Dark urine may also be attributed to dehydration, but this should lighten up when hydrated.
Pancreatic cancer may lead to more distressing symptoms, such as abdominal pain that radiates to your back.
The cancer may also lead to unintended weight loss, especially as you might lose your appetite more easily.
Cancer could also lead to jaundice, which is when the skin takes on a yellowish hue and the whites of the eyes turn yellow.
You may have had a new diagnosis of diabetes, but find that managing blood sugar levels are becoming increasingly more challenging.
The pancreas releases hormones, such as insulin, to help your body to process sugar in the foods you eat.
As cancer grows in the pancreas, it is understandable how the release of insulin could be affected, leading to awry blood sugar control.
Certain lifestyle factors increase the risk of pancreatic cancer, such as smoking and obesity.
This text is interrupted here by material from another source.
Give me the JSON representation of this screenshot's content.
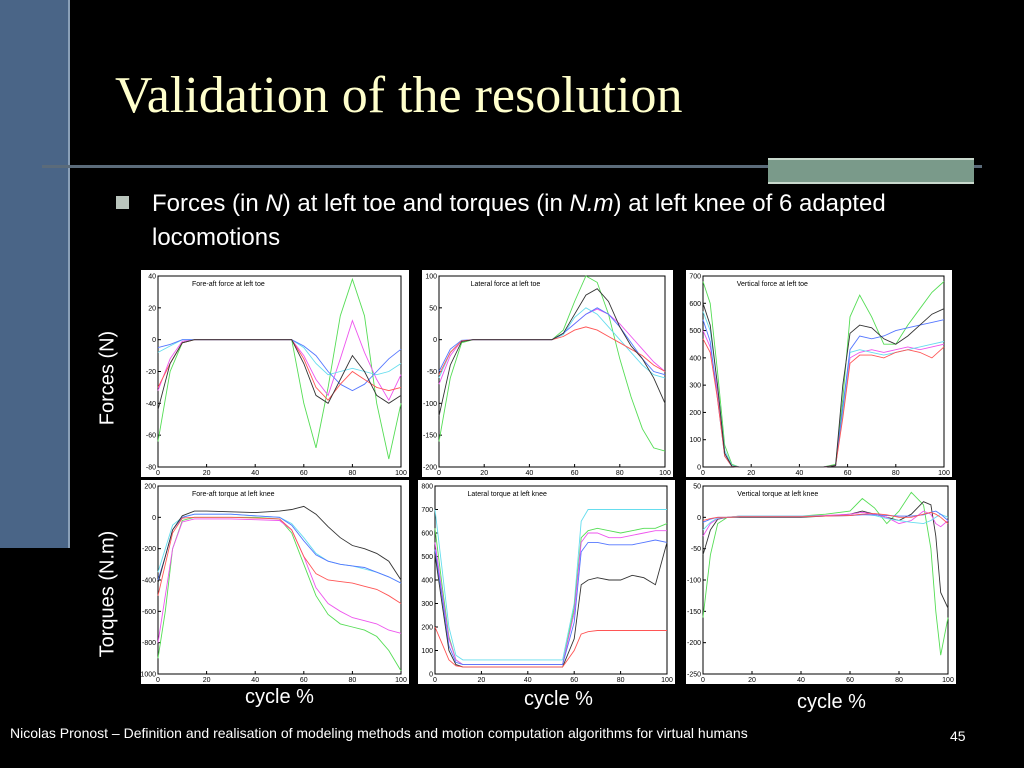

The NHS added that the disease can also lead to diarrhoea or constipation, as well as other “changes in your poo”.
Anybody experiencing diarrhoea for more than seven days are advised to call NHS 111.
“They can arrange a phone call from a nurse or doctor if you need one,” the health service added.
If you recognise any troublesome symptoms of pancreatic cancer, you should discuss your health with your doctor.
For those who do receive a diagnosis of pancreatic cancer, further tests are likely to go ahead.
The NHS reassured: “A group of specialists will look after you throughout your diagnosis, treatment and beyond.’
Macmillan Cancer Support has a free helpline that’s open every day from 8am to 8pm on 0808 808 00 00.
Treatment might include: surgery, chemotherapy, radiotherapy and supportive care.